W112 Status of the Buffalo Genome

Date: Saturday, January 14, 2012
Time: 8:15 AM
Room: Pacific Salon 4-5 (2nd Floor)
Giordano Mancini , UniversitÓ della Tuscia, Viterbo, Italy
Tommaso Biagini , CASPUR - InterUniversity Consortium for Supercomputing Applications, Rome, Italy
Giovanni Chillemi , CASPUR - InterUniversity Consortium for Supercomputing Applications, Rome, Italy
Francesco Strozzi , Parco Tecnologico Padano, Lodi, Italy
John Williams , Fondazione Parco Technologico Padano, Lodi, Italy
Steven G. Schroeder , BFGL, ARS-USDA, Beltsville, MD
Aleksey Zimin , University of Maryland, College Park, MD
The genome of the water buffalo, Bubalus bubalis, was sequenced employing two different Next Generation Sequencing platforms: Roche 454 and Illumina Genome Analyzer II. The majority of coverage comes from Illumina short paired end libraries that were used to build contigs.
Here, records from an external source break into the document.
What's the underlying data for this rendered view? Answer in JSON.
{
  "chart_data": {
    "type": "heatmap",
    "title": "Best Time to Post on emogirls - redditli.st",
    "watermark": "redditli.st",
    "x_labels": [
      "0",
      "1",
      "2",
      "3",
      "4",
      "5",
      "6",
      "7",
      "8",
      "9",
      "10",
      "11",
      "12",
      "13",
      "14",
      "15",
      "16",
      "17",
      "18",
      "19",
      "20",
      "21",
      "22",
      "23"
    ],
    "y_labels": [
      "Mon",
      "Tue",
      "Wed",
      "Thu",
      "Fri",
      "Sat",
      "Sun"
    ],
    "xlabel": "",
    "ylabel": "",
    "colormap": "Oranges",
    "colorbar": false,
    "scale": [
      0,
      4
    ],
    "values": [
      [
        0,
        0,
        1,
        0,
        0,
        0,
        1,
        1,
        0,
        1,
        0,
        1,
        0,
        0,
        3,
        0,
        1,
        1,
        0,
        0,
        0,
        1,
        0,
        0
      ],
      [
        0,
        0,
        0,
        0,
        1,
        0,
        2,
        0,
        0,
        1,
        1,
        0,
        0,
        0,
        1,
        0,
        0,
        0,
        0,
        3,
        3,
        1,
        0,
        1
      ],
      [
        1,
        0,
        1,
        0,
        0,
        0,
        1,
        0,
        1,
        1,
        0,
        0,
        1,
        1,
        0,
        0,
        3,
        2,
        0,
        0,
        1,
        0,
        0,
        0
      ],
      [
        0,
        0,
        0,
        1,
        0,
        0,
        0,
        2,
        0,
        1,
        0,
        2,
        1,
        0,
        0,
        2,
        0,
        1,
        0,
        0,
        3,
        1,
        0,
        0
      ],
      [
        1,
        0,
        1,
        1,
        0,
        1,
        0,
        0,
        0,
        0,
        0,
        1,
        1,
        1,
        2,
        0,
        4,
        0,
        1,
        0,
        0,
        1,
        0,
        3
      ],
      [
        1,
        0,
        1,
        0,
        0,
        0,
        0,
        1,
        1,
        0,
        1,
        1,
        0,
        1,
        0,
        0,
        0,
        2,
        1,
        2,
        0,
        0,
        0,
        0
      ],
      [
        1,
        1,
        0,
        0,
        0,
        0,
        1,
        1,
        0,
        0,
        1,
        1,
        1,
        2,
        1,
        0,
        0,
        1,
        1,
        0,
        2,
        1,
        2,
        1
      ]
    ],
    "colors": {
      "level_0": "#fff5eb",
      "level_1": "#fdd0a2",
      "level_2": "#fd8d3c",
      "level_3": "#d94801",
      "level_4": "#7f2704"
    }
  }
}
The assembly made use of the 454 20kb paired end data and Illumina “jump library” 5kb paired ends for merging contigs and building scaffolds. We started with ~ 900M of Illumina reads (of which about 35% were 5K jump libraries) and 13M 454 reads (of which about 30% were mate pair). The total clone coverage was more than 40X. The water buffalo genome was assembled using the MSR-CA software pipeline developed by Zimin et al. that pre-processes the short reads data and then performs the final assembly. MSR-CA includes newly developed software for the error correction of reads, the Jellyfish k-mer counter and an ad-hoc modified version of the CABOG assembler (Celera Asembler with Best Overlap Graph). This method combines the benefits of de Bruijn graph and OVERLAP-LAYOUT-CONSENSUS assembly approaches.